Solar-based HBLED lighting

In the past fifteen years, energy demand has increased tenfold and energy costs have quadrupled. Power outages and power cuts have occurred in the United States and Other countries, and this situation will continue to worsen as energy demand grows and energy production fails. According to the latest report from North American Electric Reliability Corp, it is estimated that in the next decade alone, the US electricity demand will increase by 141,000 megawatts, while the new resources confirmed in the same period are only 57,000 megawatts. This resulted in a gap of 84,000 megawatts, equivalent to the total power generation of 160 large power plants.

According to the US Energy Information Administration, power generation (mostly supplying power to lighting applications) produces 37% of greenhouse gases, so we should start looking for alternative energy sources such as solar energy. Solar energy is a green technology and costs no as much as hydropower, geothermal or nuclear energy.

In the 21st century, up to 300 million households in developing countries lack adequate lighting. The reasons may vary, but may include purchasing power (too high cost), lack of infrastructure, and imbalance between supply and demand. Many homes use homemade kerosene lamps and candles to illuminate them. These dim, yellow, black smoke sources are extremely hazardous and environmentally unfriendly. In the long run, they cost more than bright, white, solar-powered, high-brightness light-emitting diode (HBLED) sources.

1. Why choose HBLED for lighting?

(1) Longer life

LEDs are longer than any other source and have a lifetime of more than a decade in many applications. They contain solid-state technology similar to that used in the latest microprocessors. These solid-state devices have no moving parts, no fragile glass, no mercury, no harmful gases, no filaments. There are no things that can be broken, broken, shattered, exposed or contaminated. Unlike typical conventional light sources, LEDs do not suddenly fail or burn out. The LED light source does not suddenly stop working at any time, but the LED performance will gradually decrease over time. It is predicted that the average brightness of most LEDs after 50,000 hours of operation will still be 70% of the initial brightness. For example, in an application environment where the light source is used for 12 hours per day for 365 days per year, the system that has been used for more than eleven years has only 30% attenuation of the initial luminance output (70% lumen maintenance).

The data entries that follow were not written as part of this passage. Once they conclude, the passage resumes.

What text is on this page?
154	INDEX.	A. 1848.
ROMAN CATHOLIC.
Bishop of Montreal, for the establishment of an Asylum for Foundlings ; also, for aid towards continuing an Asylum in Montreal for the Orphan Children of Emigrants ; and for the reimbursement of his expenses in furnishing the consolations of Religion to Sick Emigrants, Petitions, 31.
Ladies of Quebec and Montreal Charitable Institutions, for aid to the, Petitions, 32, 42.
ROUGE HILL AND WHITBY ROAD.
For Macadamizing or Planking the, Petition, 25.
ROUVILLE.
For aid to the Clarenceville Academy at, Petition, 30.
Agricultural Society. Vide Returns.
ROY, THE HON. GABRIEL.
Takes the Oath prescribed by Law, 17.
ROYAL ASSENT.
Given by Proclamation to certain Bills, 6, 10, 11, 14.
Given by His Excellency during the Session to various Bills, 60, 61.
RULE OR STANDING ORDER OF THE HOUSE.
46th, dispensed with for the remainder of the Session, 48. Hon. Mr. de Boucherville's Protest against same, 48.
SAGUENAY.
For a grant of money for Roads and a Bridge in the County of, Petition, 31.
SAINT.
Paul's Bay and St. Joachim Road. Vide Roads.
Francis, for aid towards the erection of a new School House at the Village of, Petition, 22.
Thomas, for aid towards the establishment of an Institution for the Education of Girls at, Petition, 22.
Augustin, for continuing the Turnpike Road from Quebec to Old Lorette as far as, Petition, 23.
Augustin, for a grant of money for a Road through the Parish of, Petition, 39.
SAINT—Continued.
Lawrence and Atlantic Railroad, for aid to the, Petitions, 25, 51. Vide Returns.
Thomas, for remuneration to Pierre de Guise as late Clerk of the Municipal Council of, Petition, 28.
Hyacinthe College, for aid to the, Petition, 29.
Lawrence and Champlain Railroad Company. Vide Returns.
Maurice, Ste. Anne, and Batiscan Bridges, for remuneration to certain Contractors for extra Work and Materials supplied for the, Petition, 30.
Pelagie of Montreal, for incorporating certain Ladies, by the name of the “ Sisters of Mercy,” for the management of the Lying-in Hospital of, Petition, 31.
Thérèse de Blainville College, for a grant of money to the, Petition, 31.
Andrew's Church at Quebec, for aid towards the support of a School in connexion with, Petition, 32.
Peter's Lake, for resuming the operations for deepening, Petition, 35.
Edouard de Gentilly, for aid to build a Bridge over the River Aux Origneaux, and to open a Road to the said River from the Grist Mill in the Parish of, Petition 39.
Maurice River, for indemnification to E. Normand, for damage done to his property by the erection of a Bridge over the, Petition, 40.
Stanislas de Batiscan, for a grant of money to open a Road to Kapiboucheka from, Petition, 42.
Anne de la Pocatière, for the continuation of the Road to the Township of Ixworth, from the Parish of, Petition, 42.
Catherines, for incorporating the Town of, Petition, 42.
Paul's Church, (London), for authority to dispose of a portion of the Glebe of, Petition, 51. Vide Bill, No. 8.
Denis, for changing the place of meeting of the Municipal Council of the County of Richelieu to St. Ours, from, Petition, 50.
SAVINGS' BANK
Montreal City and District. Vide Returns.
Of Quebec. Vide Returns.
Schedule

(2) Reduce maintenance costs

Since the LED-based light source lasts ten times longer than a conventional light source and does not require frequent replacement, it reduces or even eliminates daily maintenance costs and periodic replacement costs. This is especially important in critical, modulated lighting applications such as buoys, beacon lights, emergency exit lighting, backup lighting, and security lighting, which typically require periodic lamp replacement.